As we start our journey into the book of Psalms, let’s let Dr. John Piper share some thoughts from a recent sermon entitled, “Songs That Shape the Heart and Mind:”
1. The Psalms are instructive about God and man and life.
First, the Psalms are meant to be instructive about God and man and life. When we read the Psalms, we are meant to learn things about God and about human nature and about how life is to be lived. Some poetry makes no claim to instruct the mind. The Psalms do. They are meant to be instructive about God and man and life.
One of the pointers to this (among many, including the doctrinal use made of the Psalms in the New Testament, like Matthew 22:44) is that Psalm 1 introduces the whole book of Psalms. The book begins in Psalm 1:2, “His delight is in the law of the Lord, and on his law he meditates day and night.” The word for law istorah, and the general meaning for torah is instruction. In other words, it covers the whole range of God’s instruction, not just legal ordinances. So the entire book of Psalms is introduced by a call to meditate on God’s instruction.
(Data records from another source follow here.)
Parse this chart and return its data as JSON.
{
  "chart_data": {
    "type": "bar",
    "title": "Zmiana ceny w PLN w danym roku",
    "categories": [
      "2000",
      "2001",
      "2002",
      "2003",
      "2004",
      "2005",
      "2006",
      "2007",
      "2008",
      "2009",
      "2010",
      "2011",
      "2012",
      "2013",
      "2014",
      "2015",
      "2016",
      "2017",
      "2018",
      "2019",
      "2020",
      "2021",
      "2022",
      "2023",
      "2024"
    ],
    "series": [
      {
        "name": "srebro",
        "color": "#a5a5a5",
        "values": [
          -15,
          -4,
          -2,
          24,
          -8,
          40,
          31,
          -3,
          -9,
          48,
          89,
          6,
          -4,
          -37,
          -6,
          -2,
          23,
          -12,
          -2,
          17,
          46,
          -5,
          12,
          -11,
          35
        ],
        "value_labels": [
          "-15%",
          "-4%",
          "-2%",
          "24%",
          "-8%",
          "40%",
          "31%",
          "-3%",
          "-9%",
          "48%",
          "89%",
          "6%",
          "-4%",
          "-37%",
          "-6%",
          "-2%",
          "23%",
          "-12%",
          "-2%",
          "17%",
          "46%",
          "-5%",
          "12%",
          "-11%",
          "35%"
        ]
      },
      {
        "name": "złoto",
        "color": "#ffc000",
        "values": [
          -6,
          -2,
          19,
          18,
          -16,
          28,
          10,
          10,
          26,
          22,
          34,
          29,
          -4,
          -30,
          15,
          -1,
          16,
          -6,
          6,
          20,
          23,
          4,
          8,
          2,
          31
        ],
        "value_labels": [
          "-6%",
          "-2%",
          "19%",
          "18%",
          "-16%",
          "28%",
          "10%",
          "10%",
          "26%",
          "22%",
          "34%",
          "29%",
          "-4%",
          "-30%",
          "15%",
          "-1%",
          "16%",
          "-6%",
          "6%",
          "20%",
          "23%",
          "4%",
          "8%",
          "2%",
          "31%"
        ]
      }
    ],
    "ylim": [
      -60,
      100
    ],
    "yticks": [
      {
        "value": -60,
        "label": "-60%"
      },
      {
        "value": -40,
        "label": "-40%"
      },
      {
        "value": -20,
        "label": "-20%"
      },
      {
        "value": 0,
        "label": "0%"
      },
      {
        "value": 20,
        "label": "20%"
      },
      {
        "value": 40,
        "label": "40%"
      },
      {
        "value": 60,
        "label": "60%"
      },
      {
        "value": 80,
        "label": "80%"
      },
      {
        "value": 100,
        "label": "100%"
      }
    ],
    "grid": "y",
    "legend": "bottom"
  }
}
Then add to that the way the book of Psalms is structured. It is divided into five books that begin with Psalms 1, 42, 73, 90, and 107, and each collection of psalms ends with a kind of special doxology that marks the end of each book. From the earliest times, these five divisions have been seen as a conscious effort to make the Psalms parallel to the five books of Moses (Genesis, Exodus, Leviticus, Numbers, and Deuteronomy) which are usually called the “law” books.1
So when Psalm 1 introduces all five books in the Psalter by saying that the righteous person “meditates on the law of the Lord day and night,” it probably means that these five books of psalms, not just the five books of Moses, are the law of the Lord—the instruction of the Lord—that we should meditate on day and night. So for this and other reasons my first observation is that the Psalms are meant to be instructive about God and man and life. That explains the word thinking in the title of this series: “Thinking and Feeling with God.”